# Body Swap



## Jeffrey Thomas (Mar 3, 2001)

I have a 78 k10 that needs a new body.Iwould like to put a 88-93 body on my frame.I was wandering if anyone has done or seen this swap done and what all it would consist of. Any help would be appreciated.


----------



## plowking35 (Dec 21, 1999)

Since I have never done this swap, I will talk in generics.
The body and radiator mounts will have to moved on the 78 frame to match up with the new body.
Steering and tranny linkages will have to be made. Brake lines made to attach to master cyl.
You will have a host of computer controlled electronics that wound be used withe the older drivetrain, so those will have to be identified, and then rewired accordingly.
I ma sure there will be a ton of minor odds and ends that will have to be addressed.
Anything can be done with motivation money and time.
Dino


----------



## Bill c (Jan 30, 2000)

I gotta agree with dino,sounds like to much work I would just swap another pre 88 body on it.


----------



## MTCK (Feb 13, 2000)

You can do anything if you throw enough time/money at it, but speaking from experience, I've swapped bodies on two very similar trucks, and it was a LOT of work. The frames are different on the two trucks you want to combine, and some serious fabrication and electrical work would be required. I'd opt for a 73 to 87 body. I'm sure it could be done, it would just be a huge project. Good luck.


----------



## Chuck Smith (Dec 30, 1999)

Dino is right. Consider this as well..... 
For what it would cost, a new body swap would run you about the same. The labor involved in restoration of your body, if done from start to finish by you, would be less than swapping the body, plus the cost of the "donor" truck. 
Fenders and Doors, inner fenders, rocker panels, cab corners, floor supports, radiator supports, battery trays, grilles, headlight bezels, marker lights, tailgates, etc. can all be purchased. The more of these parts you can install yourself, the cheaper it would be to restore your 78.

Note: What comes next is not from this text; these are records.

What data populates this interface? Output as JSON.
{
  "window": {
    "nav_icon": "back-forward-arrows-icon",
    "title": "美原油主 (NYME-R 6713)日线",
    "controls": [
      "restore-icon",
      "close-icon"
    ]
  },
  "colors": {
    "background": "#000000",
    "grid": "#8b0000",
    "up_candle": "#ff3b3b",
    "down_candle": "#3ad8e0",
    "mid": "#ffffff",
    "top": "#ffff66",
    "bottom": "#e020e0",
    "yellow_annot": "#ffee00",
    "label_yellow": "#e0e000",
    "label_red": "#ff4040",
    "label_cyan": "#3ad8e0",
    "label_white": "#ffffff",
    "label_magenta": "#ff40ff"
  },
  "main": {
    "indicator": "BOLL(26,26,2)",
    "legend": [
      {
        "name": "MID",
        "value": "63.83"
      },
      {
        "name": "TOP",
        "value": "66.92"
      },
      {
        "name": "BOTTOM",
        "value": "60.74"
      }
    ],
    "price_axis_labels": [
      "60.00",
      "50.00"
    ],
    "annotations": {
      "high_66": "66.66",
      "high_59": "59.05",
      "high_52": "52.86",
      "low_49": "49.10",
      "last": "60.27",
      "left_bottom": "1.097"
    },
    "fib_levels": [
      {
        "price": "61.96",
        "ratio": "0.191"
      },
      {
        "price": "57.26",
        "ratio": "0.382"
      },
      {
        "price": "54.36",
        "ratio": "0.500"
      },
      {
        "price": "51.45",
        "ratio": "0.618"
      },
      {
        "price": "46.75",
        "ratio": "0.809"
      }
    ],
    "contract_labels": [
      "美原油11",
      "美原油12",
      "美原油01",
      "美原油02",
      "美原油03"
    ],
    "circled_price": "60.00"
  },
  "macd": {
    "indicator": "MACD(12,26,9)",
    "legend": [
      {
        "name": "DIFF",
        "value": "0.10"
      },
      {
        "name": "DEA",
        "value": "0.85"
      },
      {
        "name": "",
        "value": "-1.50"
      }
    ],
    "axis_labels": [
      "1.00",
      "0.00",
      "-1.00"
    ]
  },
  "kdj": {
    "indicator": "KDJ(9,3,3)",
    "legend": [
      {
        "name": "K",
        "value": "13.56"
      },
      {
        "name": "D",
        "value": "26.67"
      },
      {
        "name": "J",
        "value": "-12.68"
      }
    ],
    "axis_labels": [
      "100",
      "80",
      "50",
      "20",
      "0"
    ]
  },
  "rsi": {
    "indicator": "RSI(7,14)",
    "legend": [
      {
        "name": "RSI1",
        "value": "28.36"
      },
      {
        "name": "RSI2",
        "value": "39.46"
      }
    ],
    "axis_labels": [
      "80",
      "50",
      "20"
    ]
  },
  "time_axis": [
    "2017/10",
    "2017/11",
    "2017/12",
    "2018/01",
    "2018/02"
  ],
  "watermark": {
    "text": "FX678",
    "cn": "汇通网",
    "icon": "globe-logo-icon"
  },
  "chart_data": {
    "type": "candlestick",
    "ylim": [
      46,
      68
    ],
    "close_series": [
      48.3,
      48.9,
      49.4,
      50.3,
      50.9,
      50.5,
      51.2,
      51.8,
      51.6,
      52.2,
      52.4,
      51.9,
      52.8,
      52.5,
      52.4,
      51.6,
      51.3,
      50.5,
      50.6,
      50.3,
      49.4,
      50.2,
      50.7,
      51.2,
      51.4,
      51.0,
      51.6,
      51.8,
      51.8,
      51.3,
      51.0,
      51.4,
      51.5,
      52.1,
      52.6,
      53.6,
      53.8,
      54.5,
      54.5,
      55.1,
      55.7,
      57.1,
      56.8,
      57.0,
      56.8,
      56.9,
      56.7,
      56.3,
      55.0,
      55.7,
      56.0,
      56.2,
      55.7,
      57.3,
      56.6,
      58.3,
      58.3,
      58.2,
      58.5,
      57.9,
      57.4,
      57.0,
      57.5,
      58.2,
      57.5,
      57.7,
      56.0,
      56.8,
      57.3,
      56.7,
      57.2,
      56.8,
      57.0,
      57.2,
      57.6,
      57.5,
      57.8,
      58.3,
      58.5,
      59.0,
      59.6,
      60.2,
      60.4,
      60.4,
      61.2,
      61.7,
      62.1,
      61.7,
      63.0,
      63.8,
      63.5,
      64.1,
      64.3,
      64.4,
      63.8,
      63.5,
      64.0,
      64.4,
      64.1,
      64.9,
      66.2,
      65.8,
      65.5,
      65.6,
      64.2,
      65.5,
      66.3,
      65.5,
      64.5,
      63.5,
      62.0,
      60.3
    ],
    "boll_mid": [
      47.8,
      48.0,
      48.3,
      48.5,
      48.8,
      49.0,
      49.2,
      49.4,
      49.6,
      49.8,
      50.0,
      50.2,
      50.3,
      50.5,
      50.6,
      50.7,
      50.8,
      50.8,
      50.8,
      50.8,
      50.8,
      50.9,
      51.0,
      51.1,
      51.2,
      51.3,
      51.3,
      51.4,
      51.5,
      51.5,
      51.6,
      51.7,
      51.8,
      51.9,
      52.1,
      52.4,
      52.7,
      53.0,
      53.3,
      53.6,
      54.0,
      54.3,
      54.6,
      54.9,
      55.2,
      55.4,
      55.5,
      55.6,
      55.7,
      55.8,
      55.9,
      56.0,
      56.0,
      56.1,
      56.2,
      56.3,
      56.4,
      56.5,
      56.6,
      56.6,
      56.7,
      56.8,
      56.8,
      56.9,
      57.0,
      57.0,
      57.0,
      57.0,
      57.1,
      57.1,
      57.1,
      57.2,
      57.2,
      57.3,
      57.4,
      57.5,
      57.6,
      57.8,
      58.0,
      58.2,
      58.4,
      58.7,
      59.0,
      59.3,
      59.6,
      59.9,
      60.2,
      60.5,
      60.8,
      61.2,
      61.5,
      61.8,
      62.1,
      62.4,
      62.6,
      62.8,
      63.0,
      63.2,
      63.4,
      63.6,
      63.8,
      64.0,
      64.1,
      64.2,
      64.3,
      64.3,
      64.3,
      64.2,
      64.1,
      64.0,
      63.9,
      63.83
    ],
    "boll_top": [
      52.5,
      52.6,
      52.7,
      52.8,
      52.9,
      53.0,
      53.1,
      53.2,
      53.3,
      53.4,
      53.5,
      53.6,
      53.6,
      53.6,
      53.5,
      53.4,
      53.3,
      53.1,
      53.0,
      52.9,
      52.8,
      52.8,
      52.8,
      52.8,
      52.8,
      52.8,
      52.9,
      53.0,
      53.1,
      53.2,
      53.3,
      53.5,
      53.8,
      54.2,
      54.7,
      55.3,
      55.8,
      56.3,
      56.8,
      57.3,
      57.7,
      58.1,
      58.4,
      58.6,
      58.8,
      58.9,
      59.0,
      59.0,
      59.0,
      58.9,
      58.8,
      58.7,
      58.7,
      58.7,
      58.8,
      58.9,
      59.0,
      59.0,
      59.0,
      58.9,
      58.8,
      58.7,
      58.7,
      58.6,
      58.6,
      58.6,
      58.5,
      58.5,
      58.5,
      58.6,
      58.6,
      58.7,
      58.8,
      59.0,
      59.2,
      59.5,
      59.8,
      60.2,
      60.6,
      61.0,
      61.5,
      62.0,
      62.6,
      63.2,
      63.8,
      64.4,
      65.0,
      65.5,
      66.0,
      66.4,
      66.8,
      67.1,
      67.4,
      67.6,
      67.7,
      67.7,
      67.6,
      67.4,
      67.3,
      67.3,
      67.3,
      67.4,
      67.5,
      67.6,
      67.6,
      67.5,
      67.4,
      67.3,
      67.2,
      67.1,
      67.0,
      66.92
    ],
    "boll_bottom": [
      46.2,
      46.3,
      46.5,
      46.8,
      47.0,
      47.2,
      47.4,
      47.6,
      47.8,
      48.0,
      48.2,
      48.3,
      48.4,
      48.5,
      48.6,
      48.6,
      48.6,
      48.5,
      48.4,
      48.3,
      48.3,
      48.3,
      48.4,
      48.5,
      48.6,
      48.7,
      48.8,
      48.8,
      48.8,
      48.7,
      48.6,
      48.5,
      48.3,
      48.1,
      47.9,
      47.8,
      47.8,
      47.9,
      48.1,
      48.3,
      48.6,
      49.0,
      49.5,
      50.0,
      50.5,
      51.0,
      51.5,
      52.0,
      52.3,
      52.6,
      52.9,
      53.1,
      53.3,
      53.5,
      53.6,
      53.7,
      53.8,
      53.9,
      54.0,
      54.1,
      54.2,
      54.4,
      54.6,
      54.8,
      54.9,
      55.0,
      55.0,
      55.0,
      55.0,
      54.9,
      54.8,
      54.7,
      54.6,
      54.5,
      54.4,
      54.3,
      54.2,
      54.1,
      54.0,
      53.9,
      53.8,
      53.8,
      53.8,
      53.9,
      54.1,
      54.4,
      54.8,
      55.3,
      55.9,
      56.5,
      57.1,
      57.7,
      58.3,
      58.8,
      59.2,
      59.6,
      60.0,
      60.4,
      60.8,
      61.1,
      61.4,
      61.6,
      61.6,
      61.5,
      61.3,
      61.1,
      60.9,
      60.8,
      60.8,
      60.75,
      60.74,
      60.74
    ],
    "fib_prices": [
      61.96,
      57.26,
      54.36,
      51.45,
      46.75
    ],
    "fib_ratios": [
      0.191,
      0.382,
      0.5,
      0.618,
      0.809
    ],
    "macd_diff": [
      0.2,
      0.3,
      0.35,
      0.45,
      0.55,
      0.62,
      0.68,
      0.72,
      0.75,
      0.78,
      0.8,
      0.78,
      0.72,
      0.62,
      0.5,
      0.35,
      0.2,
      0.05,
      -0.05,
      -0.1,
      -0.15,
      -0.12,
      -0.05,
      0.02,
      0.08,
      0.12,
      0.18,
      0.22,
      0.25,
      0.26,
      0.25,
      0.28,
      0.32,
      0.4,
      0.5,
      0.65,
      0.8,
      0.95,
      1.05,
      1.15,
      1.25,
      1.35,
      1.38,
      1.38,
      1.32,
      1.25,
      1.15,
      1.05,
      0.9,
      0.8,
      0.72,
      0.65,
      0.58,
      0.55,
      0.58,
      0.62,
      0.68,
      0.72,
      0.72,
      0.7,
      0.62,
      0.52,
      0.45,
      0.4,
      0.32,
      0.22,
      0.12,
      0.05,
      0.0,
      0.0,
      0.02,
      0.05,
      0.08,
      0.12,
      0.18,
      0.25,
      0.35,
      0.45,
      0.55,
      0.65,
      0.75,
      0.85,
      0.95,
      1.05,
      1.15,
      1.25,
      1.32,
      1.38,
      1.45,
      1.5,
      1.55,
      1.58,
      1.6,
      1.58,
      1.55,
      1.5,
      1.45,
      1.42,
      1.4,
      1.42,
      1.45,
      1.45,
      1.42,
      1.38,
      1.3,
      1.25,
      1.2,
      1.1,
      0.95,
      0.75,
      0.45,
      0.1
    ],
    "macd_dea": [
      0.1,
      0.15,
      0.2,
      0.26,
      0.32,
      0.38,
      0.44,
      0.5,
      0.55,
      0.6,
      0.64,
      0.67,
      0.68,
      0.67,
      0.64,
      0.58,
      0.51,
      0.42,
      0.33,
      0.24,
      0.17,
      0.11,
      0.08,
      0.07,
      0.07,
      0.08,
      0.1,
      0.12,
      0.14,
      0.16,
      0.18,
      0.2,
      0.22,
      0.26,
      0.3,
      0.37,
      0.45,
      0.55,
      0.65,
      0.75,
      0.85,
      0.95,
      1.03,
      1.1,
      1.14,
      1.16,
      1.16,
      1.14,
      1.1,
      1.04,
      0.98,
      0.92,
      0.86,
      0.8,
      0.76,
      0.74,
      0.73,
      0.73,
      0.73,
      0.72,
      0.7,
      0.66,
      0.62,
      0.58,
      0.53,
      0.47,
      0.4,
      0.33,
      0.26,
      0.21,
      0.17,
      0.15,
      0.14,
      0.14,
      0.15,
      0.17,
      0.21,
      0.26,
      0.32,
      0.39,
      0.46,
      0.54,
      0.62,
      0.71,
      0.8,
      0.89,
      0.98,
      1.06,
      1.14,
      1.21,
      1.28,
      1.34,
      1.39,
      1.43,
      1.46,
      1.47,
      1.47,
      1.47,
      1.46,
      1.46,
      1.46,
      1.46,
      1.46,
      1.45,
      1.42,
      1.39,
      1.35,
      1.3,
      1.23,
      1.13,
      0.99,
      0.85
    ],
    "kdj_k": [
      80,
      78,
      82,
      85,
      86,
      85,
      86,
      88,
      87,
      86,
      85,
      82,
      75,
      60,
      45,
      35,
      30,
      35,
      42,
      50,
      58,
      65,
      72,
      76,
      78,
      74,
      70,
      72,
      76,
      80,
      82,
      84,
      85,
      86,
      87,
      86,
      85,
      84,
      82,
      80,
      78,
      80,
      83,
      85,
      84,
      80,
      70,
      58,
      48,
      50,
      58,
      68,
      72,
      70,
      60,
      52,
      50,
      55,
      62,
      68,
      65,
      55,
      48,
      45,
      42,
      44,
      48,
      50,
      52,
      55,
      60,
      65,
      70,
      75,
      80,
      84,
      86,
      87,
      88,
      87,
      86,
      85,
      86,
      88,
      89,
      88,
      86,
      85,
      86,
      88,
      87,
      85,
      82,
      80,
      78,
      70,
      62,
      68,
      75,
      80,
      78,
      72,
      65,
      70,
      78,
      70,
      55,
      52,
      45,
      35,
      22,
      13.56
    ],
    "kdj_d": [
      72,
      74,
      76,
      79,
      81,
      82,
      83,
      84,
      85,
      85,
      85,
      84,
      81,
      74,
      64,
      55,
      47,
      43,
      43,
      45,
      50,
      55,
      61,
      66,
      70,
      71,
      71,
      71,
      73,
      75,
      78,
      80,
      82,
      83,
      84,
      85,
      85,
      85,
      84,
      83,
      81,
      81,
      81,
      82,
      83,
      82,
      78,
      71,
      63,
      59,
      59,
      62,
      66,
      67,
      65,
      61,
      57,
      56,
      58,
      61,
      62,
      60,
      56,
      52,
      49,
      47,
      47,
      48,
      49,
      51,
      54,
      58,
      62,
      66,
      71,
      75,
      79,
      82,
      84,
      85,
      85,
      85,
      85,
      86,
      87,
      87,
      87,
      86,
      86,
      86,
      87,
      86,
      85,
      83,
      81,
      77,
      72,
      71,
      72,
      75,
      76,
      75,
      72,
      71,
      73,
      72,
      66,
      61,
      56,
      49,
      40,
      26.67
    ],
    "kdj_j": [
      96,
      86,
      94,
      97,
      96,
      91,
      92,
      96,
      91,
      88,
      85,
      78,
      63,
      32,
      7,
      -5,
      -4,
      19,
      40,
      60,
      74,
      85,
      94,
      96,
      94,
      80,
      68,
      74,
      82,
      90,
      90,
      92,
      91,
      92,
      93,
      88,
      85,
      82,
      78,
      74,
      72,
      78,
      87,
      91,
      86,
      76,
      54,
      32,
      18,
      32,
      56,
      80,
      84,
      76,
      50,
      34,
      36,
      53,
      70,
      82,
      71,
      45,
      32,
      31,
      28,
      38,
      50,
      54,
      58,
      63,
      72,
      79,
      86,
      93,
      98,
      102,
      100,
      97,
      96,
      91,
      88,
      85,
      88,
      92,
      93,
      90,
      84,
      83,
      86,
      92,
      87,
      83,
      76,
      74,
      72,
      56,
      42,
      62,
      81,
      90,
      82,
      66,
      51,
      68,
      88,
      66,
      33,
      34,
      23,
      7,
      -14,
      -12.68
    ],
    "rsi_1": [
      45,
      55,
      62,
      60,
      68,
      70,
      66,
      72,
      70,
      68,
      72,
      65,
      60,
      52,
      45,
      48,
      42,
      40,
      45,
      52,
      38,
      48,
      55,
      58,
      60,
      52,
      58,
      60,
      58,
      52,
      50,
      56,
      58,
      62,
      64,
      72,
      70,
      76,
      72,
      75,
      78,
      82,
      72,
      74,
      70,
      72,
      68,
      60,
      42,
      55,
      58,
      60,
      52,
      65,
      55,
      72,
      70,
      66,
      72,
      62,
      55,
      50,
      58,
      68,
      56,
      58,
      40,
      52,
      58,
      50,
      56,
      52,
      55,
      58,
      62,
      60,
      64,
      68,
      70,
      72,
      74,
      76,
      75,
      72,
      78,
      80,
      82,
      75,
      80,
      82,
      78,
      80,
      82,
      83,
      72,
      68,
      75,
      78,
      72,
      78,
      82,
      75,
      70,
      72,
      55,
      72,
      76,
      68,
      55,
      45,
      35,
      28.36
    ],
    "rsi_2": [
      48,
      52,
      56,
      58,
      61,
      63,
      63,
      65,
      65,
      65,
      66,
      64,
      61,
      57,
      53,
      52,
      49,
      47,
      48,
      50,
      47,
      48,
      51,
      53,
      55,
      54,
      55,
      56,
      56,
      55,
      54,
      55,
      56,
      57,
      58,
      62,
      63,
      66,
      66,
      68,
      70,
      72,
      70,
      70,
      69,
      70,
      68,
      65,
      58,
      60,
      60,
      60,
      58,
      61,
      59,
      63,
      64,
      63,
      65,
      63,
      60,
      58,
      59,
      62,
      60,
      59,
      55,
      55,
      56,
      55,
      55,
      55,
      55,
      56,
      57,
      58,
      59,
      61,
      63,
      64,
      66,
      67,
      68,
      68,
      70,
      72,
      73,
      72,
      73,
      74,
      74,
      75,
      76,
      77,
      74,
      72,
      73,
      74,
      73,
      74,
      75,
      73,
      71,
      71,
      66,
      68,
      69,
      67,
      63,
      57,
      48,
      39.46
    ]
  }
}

I mean Fenders from JC Whitney run $59 each. (GM fenders run $500 each) inner fenders $39 each. Doors, $116 each. Rocker panels, less that $20, floors and cab corners, less than $20 each.

IF you want a truck that won't rust, you can go the fiberglass route. They sell cabs, hoods, doors, fenders, inner fenders, all made of fiberglass now. They are expensive, but no more expensive than swapping a late model body on to your 78 Chassis. You'll never have to replace body parts again due to rust!

Also keep in mind a newer body swap would require all emissions devices to be on the motor of the 78. YOu would need the distributor from the donor truck, or from another V8 engine with an on board computer. The ABS would have to be addressed, or not used since the brake proportioning valves are different on each vehicle.
When I personally need body parts, I look locally for 2wd trucks, with blown motors or transmissions. The 2wd's tend to be in better shape than 4wd's in this area. I got a bed off an 87, that had a cap on it, and was in nearly mint condition. All the 2wd body parts from 73 - 87 will fit your 78. The nose is the only tricky part. YOu can mount from 73 - 91 Blazer and Suburban noses on the 78 chassis, but you need the whole nose. Hood, fenders, radiator support, inner fenders, and hood cowl. For more info on what parts from what years interchange, go here.

http://www.chuckschevytruckpages.com/bodyparts.html

~Chuck


----------



## Jeffrey Thomas (Mar 3, 2001)

I would just like to say thank you for all the info! After reading all of your replies I belive I'll stick to the older body style since it's so much work. Besides I've got all these spare parts.


----------